Experiment Config via stdin, pipes

In addition to passing an explicit JSON file to caliban cloud --experiment_config, if you pass the string stdin as the flag’s value caliban cloud will attempt to read the experiment config in off of stdin.

As an example, this command pipes in a config and also passes --dry_run to show the series of jobs that WILL be submitted when the --dry_run flag is removed:

cat experiment.json | caliban cloud --experiment_config stdin --dry_run trainer.train

Because experiment.json is a file on disk, the above command is not that interesting, and equivalent to running:

caliban cloud --experiment_config experiment.json --dry_run trainer.train

Things get more interesting when you need to dynamically generate an experiment config.

Imagine you’ve written some python script generate_config.py that builds up a list of complex, interdependent experiments.
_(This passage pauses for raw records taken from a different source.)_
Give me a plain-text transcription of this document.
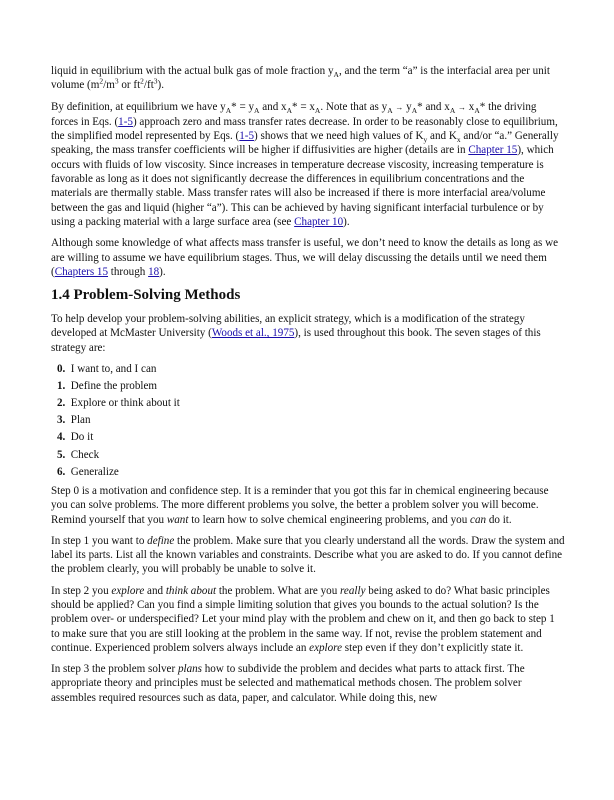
liquid in equilibrium with the actual bulk gas of mole fraction $y_A$, and the term “a” is the interfacial area per unit volume ($m^2/m^3$ or $ft^2/ft^3$).

By definition, at equilibrium we have $y_A* = y_A$ and $x_A* = x_A$. Note that as $y_A \to y_A*$ and $x_A \to x_A*$ the driving forces in Eqs. (1-5) approach zero and mass transfer rates decrease. In order to be reasonably close to equilibrium, the simplified model represented by Eqs. (1-5) shows that we need high values of $K_y$ and $K_x$ and/or “a.” Generally speaking, the mass transfer coefficients will be higher if diffusivities are higher (details are in Chapter 15), which occurs with fluids of low viscosity. Since increases in temperature decrease viscosity, increasing temperature is favorable as long as it does not significantly decrease the differences in equilibrium concentrations and the materials are thermally stable. Mass transfer rates will also be increased if there is more interfacial area/volume between the gas and liquid (higher “a”). This can be achieved by having significant interfacial turbulence or by using a packing material with a large surface area (see Chapter 10).

Although some knowledge of what affects mass transfer is useful, we don’t need to know the details as long as we are willing to assume we have equilibrium stages. Thus, we will delay discussing the details until we need them (Chapters 15 through 18).

1.4 Problem-Solving Methods

To help develop your problem-solving abilities, an explicit strategy, which is a modification of the strategy developed at McMaster University (Woods et al., 1975), is used throughout this book. The seven stages of this strategy are:

0. I want to, and I can
1. Define the problem
2. Explore or think about it
3. Plan
4. Do it
5. Check
6. Generalize

Step 0 is a motivation and confidence step. It is a reminder that you got this far in chemical engineering because you can solve problems. The more different problems you solve, the better a problem solver you will become. Remind yourself that you want to learn how to solve chemical engineering problems, and you can do it.

In step 1 you want to define the problem. Make sure that you clearly understand all the words. Draw the system and label its parts. List all the known variables and constraints. Describe what you are asked to do. If you cannot define the problem clearly, you will probably be unable to solve it.

In step 2 you explore and think about the problem. What are you really being asked to do? What basic principles should be applied? Can you find a simple limiting solution that gives you bounds to the actual solution? Is the problem over- or underspecified? Let your mind play with the problem and chew on it, and then go back to step 1 to make sure that you are still looking at the problem in the same way. If not, revise the problem statement and continue. Experienced problem solvers always include an explore step even if they don’t explicitly state it.

In step 3 the problem solver plans how to subdivide the problem and decides what parts to attack first. The appropriate theory and principles must be selected and mathematical methods chosen. The problem solver assembles required resources such as data, paper, and calculator. While doing this, new
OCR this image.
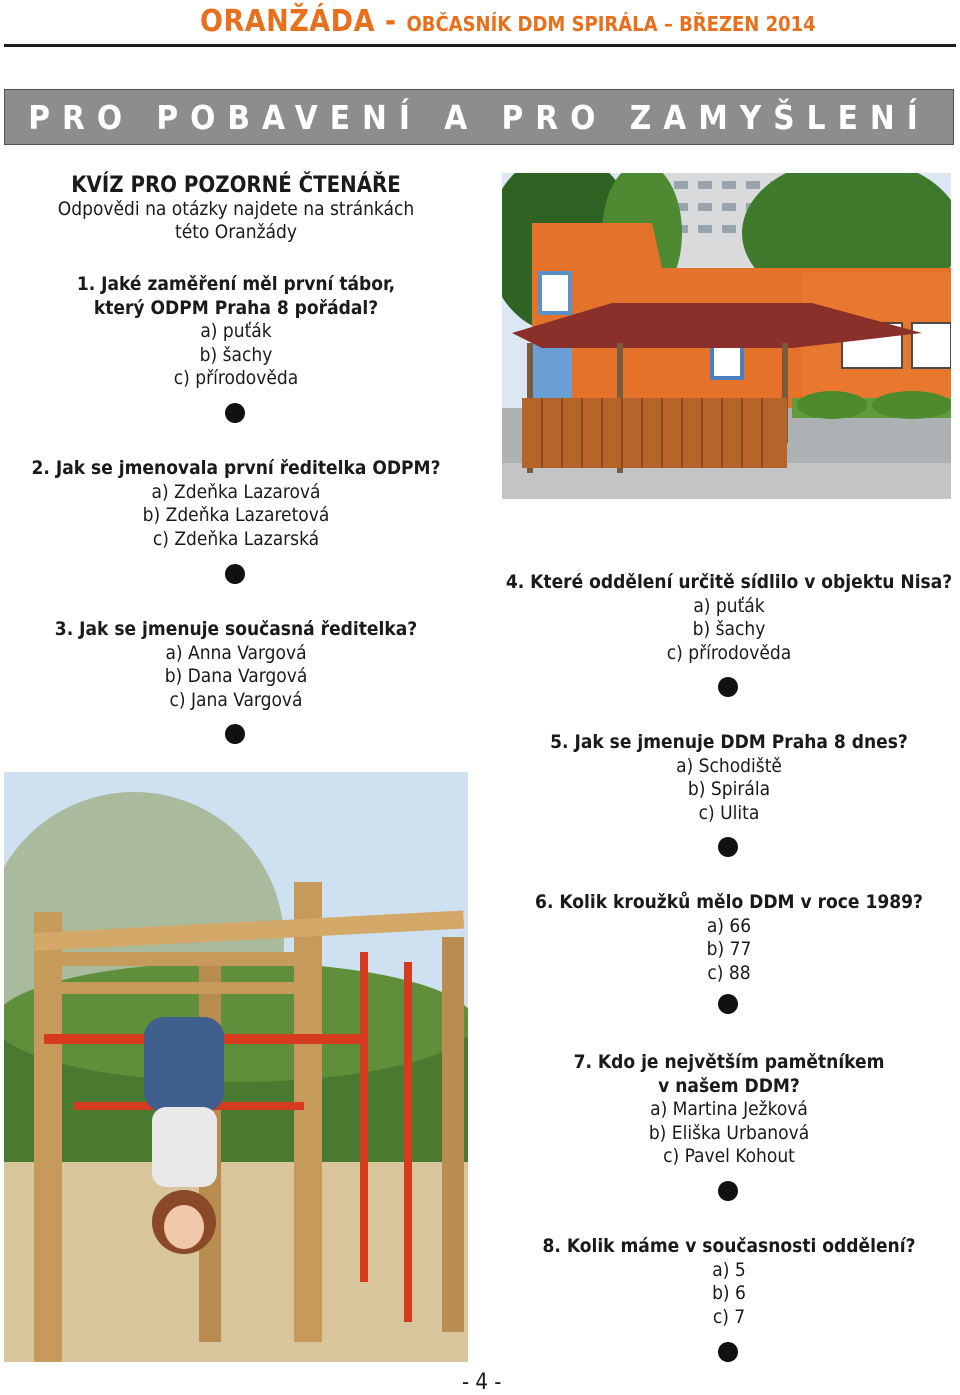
ORANŽÁDA - OBČASNÍK DDM SPIRÁLA – BŘEZEN 2014
PRO POBAVENÍ A PRO ZAMYŠLENÍ
KVÍZ PRO POZORNÉ ČTENÁŘE
Odpovědi na otázky najdete na stránkách
této Oranžády
1. Jaké zaměření měl první tábor,
který ODPM Praha 8 pořádal?
a) puťák
b) šachy
c) přírodověda
2. Jak se jmenovala první ředitelka ODPM?
a) Zdeňka Lazarová
b) Zdeňka Lazaretová
c) Zdeňka Lazarská
3. Jak se jmenuje současná ředitelka?
a) Anna Vargová
b) Dana Vargová
c) Jana Vargová
4. Které oddělení určitě sídlilo v objektu Nisa?
a) puťák
b) šachy
c) přírodověda
5. Jak se jmenuje DDM Praha 8 dnes?
a) Schodiště
b) Spirála
c) Ulita
6. Kolik kroužků mělo DDM v roce 1989?
a) 66
b) 77
c) 88
7. Kdo je největším pamětníkem
v našem DDM?
a) Martina Ježková
b) Eliška Urbanová
c) Pavel Kohout
8. Kolik máme v současnosti oddělení?
a) 5
b) 6
c) 7
- 4 -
If you modify that script to print a json list of json dicts when executed, you can pipe the results of the script directly into caliban cloud:

python generate_config.py --turing_award 'winning' | \
  caliban cloud --experiment_config stdin --dry_run trainer.train

And see immediately (thanks to --dry_run) the list of jobs that would be executed on AI Platform with a real run.

Experiment File Expansion and Pipes

The expansion command described above allows you to expand an experiment config into its component JSON objects. Because these are printed to stdout, you can pipe them directly in to Caliban’s commands, like this:

expansion experiment.json | caliban cloud --experiment_config stdin trainer.train

You can also insert your own script into the middle of this pipeline. Imagine a script called my_script.py that:

  • reads a JSON list of experiments in via stdin

  • modifies each entry by inserting a new key whose value is a function of one or more existing entries

  • prints the resulting JSON list back out to stdout

You could sequence these steps together like so:

cat experiment.json | \
  expansion experiment.json | \
  my_script.py | \
  caliban cloud --experiment_config stdin --dry_run trainer.train

If you supply --dry_run to caliban, as in the example above, caliban will print out all of the jobs that this particular command will kick off when you remove --dry_run. This is a great way to generate complex experiments and test everything out before submitting your jobs.